Depends where they go though. I'm guessing people on both sides mostly visit a select few cities in WE or US, and don't really get a feel for the sprawl of the country in general.
The US is mindbogglingly large, whereas finding remote spots in WE is more of a challenge.
Imagine a world without the need for a car. There's probably a train station that's in walking distance. Maybe 10-15 minutes. More than that, possibly a quick bus to the corner of your street.
In this world, the grocery store is also a 10-15 minute walk, possibly bear the station. Instead of loading up on $200 of groceries once a week, you buy a few pieces on your way to work and/or back home.
There's a nice public park, a library, and even a promenade somewhere also a short walk away. Various retail shops and service centers of all kinds (electronics, home and goods, hardware, appliances) could literally be your downstairs neighbors.
Even if all of these aren't exactly close to you or your train station, they can be a short bus or train ride away. You walk more, bike more. You have a backpack and side racks for the bike. Your health improves, and you interact more with the people of the area.
Welcome to many cities of the world, even in the US.
Sure our cities could be much better but you do realize there are communities in America that can't even provide reliable safe drinking water let alone an entire new infrastructure for their small, low income population? Or already overburdened underfunded system so nothing is working efficiently and just adding more to the docket?
Probably gonna get shit for this but I find the fuck cars people to be as narrow sighted and obnoxious as vegans.

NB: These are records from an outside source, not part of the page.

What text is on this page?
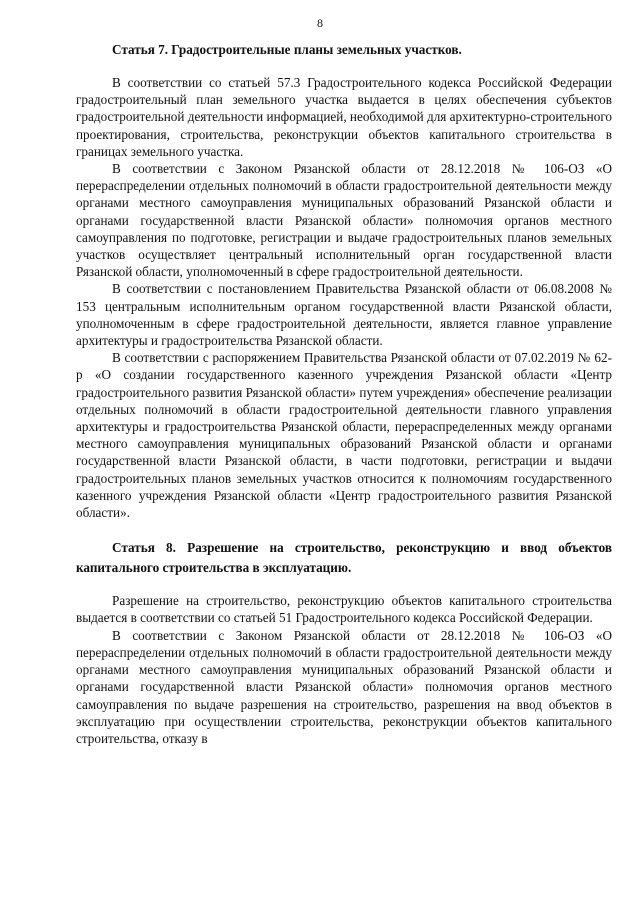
8

Статья 7. Градостроительные планы земельных участков.

В соответствии со статьей 57.3 Градостроительного кодекса Российской Федерации градостроительный план земельного участка выдается в целях обеспечения субъектов градостроительной деятельности информацией, необходимой для архитектурно-строительного проектирования, строительства, реконструкции объектов капитального строительства в границах земельного участка.

В соответствии с Законом Рязанской области от 28.12.2018 № 106-ОЗ «О перераспределении отдельных полномочий в области градостроительной деятельности между органами местного самоуправления муниципальных образований Рязанской области и органами государственной власти Рязанской области» полномочия органов местного самоуправления по подготовке, регистрации и выдаче градостроительных планов земельных участков осуществляет центральный исполнительный орган государственной власти Рязанской области, уполномоченный в сфере градостроительной деятельности.

В соответствии с постановлением Правительства Рязанской области от 06.08.2008 № 153 центральным исполнительным органом государственной власти Рязанской области, уполномоченным в сфере градостроительной деятельности, является главное управление архитектуры и градостроительства Рязанской области.

В соответствии с распоряжением Правительства Рязанской области от 07.02.2019 № 62-р «О создании государственного казенного учреждения Рязанской области «Центр градостроительного развития Рязанской области» путем учреждения» обеспечение реализации отдельных полномочий в области градостроительной деятельности главного управления архитектуры и градостроительства Рязанской области, перераспределенных между органами местного самоуправления муниципальных образований Рязанской области и органами государственной власти Рязанской области, в части подготовки, регистрации и выдачи градостроительных планов земельных участков относится к полномочиям государственного казенного учреждения Рязанской области «Центр градостроительного развития Рязанской области».

Статья 8. Разрешение на строительство, реконструкцию и ввод объектов капитального строительства в эксплуатацию.

Разрешение на строительство, реконструкцию объектов капитального строительства выдается в соответствии со статьей 51 Градостроительного кодекса Российской Федерации.

В соответствии с Законом Рязанской области от 28.12.2018 № 106-ОЗ «О перераспределении отдельных полномочий в области градостроительной деятельности между органами местного самоуправления муниципальных образований Рязанской области и органами государственной власти Рязанской области» полномочия органов местного самоуправления по выдаче разрешения на строительство, разрешения на ввод объектов в эксплуатацию при осуществлении строительства, реконструкции объектов капитального строительства, отказу в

I love your vision, I really do. But damn I have a hard time not being exasperated every time I read a post.
not subsidizing petroleum would probably bring in a few tax dollars
Approximately half of the entire US population lives in large urban areas. 115,000,000 people. Large urban areas can benefit from higher density housing, as well as what I previously mentioned, and so much more.
And the money is there.
Yet, somehow, every time improvements using transit are suggested, every single fucking time, someone mentions the complexities of rural areas.
Maybe let's fucking start somewhere we know it could work, and then branch out.
But can we fucking START‽
Sure, now imagine all those things in Germany:
Just to be clear, I'm not against trains and I am definitely against cars. But I do think E-bikes are the way forward for any journey less than 100km
T-R-A-M
Trams are smaller trains to get to trains (and elsewhere but mostly trains)
Probably the u-bahn since you clearly live under a bridge.